Dalam pendekatan konstruksi sosial atas realitas dikenal sebagai konstruksi sosial media massa. Karena kemampuan media massa yang dapat menjangkau khalayak secara masif, pembentukan konstruksi sosial juga berlangsung dengan cepat. Realitas yang terbentuk tersebut akhirnya membentuk opini massa. Dalam kasus tayangan mistisisme yang disajikan dengan berbagai bentuk program seperti reality show, realitas sengaja dibentuk melalui berbagai kesan mistis. Tayangan tersebut cenderung menunjukkan realita suatu keadaan yang kemudian dibenarkan oleh khalayak.Â
Pembenaran ini akan berdampak buruk apabila masyarakat yang terlalu sering terpapar tidak diikuti perkembangan pengetahuan. Dalam artian, masyarakat tertentu dengan literasi terbatas akan cenderung menganggap realitas yang ditunjukkan media adalah realitas sebenarnya. Jika sudah demikian, emosi berupa ketakutan berlebihan menjadi dampak dari adanya tayangan mistisisme.
Tak hanya membentuk realitas, kajian mistisisme yang erat kaitannya dengan dunia gaib serta hal-hal agamis menjadi dampak buruk lainnya. Menurut hasil penelitian yang ditulis oleh Dedy Awaluddin Jamil mengenai konstruksi sosial alam gaib dalam tayangan Dunia Lain, agama secara historis merupakan instrumentalis legistimasi yang terbesar dan efektif dalam tayangan reality show mistisisme. Agama kemudian melegistimasi realitas secara efektif dengan menghubungkan konstruksi-konstruksi realitas dari masyarakat.
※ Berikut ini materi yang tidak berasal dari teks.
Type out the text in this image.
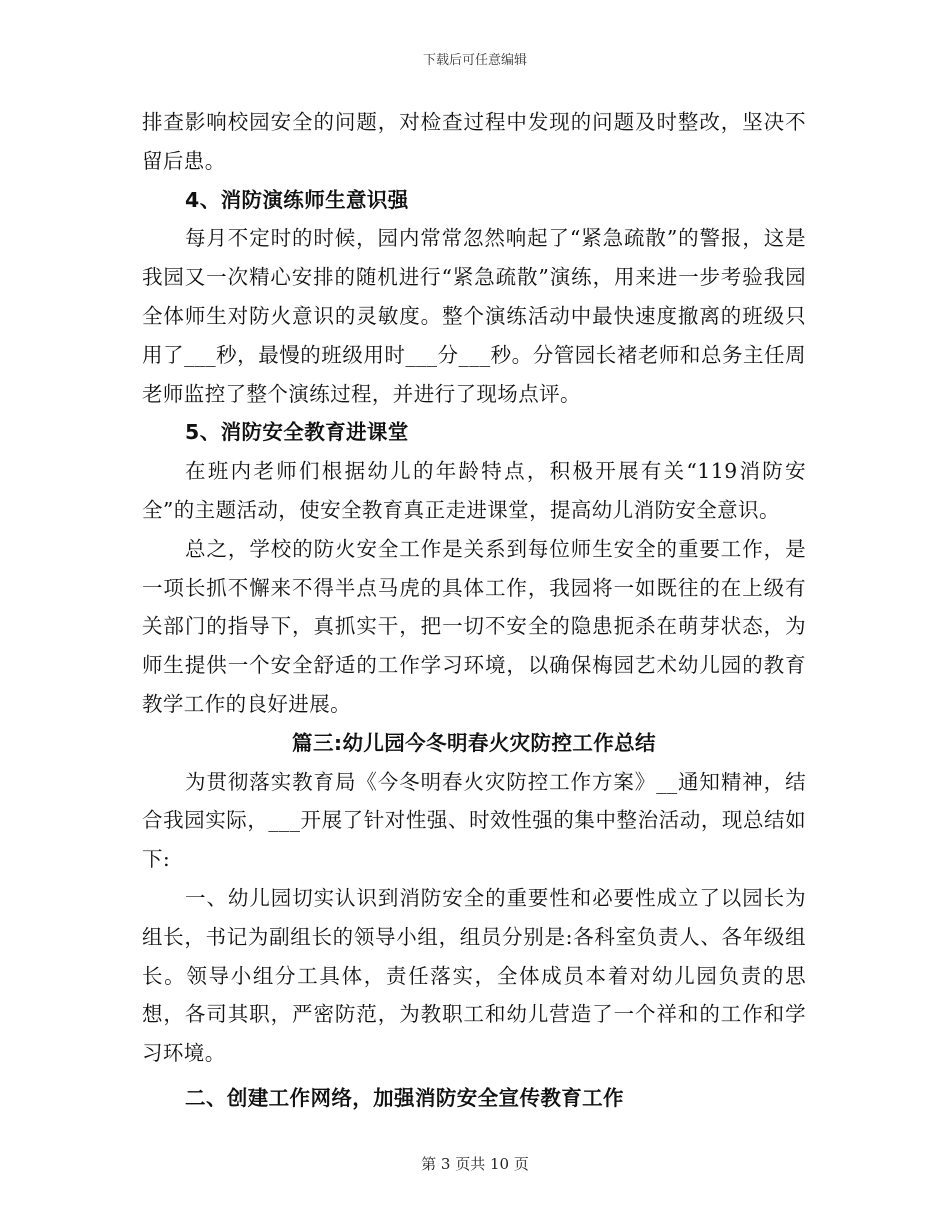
下载后可任意编辑

排查影响校园安全的问题，对检查过程中发现的问题及时整改，坚决不留后患。

4、消防演练师生意识强

每月不定时的时候，园内常常忽然响起了“紧急疏散”的警报，这是我园又一次精心安排的随机进行“紧急疏散”演练，用来进一步考验我园全体师生对防火意识的灵敏度。整个演练活动中最快速度撤离的班级只用了___秒，最慢的班级用时___分___秒。分管园长褚老师和总务主任周老师监控了整个演练过程，并进行了现场点评。

5、消防安全教育进课堂

在班内老师们根据幼儿的年龄特点，积极开展有关“119消防安全”的主题活动，使安全教育真正走进课堂，提高幼儿消防安全意识。

总之，学校的防火安全工作是关系到每位师生安全的重要工作，是一项长抓不懈来不得半点马虎的具体工作，我园将一如既往的在上级有关部门的指导下，真抓实干，把一切不安全的隐患扼杀在萌芽状态，为师生提供一个安全舒适的工作学习环境，以确保梅园艺术幼儿园的教育教学工作的良好进展。

篇三:幼儿园今冬明春火灾防控工作总结

为贯彻落实教育局《今冬明春火灾防控工作方案》__通知精神，结合我园实际，___开展了针对性强、时效性强的集中整治活动，现总结如下:

一、幼儿园切实认识到消防安全的重要性和必要性成立了以园长为组长，书记为副组长的领导小组，组员分别是:各科室负责人、各年级组长。领导小组分工具体，责任落实，全体成员本着对幼儿园负责的思想，各司其职，严密防范，为教职工和幼儿营造了一个祥和的工作和学习环境。

二、创建工作网络，加强消防安全宣传教育工作

第 3 页共 10 页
Akibatnya, tayangan mistisisme akan melibatkan dengan lengket aktor-aktor yang berkaitan dengan keagamaan. Ini tentu saja bisa menjadi dampak baik dan buruk. Nilai tambahnya tayangan mistisisme bisa menjadi edukasi atau ajang untuk memperkuat keimanan yang disinyalir beberapa pihak disebabkan oleh pengetahuan tentang hal mistik.Â
Buruknya, romantisasi kemampuan para tokoh seperti para ustad, pendeta, atau mungkin yang lebih dekat dengan mistisisme seperti dukun akan terbentuk. Tentu saja romantisasi terhadap tokoh-tokoh tersebut bisa berdampak buruk karena mampu membuat sebagian khalayak mempercayai pernyataan mereka tanpa mempelajari hal-hal dasar dari apa yang dimiliki oleh tokoh-tokoh ini. Tak hanya menurunkan kepercayaan pada bidang keilmuan yang telah eksis dengan beragam penjelasan teoritis, mungkin saja mereka bisa mengesampingkan pengetahuan mengenai agama itu sendiri.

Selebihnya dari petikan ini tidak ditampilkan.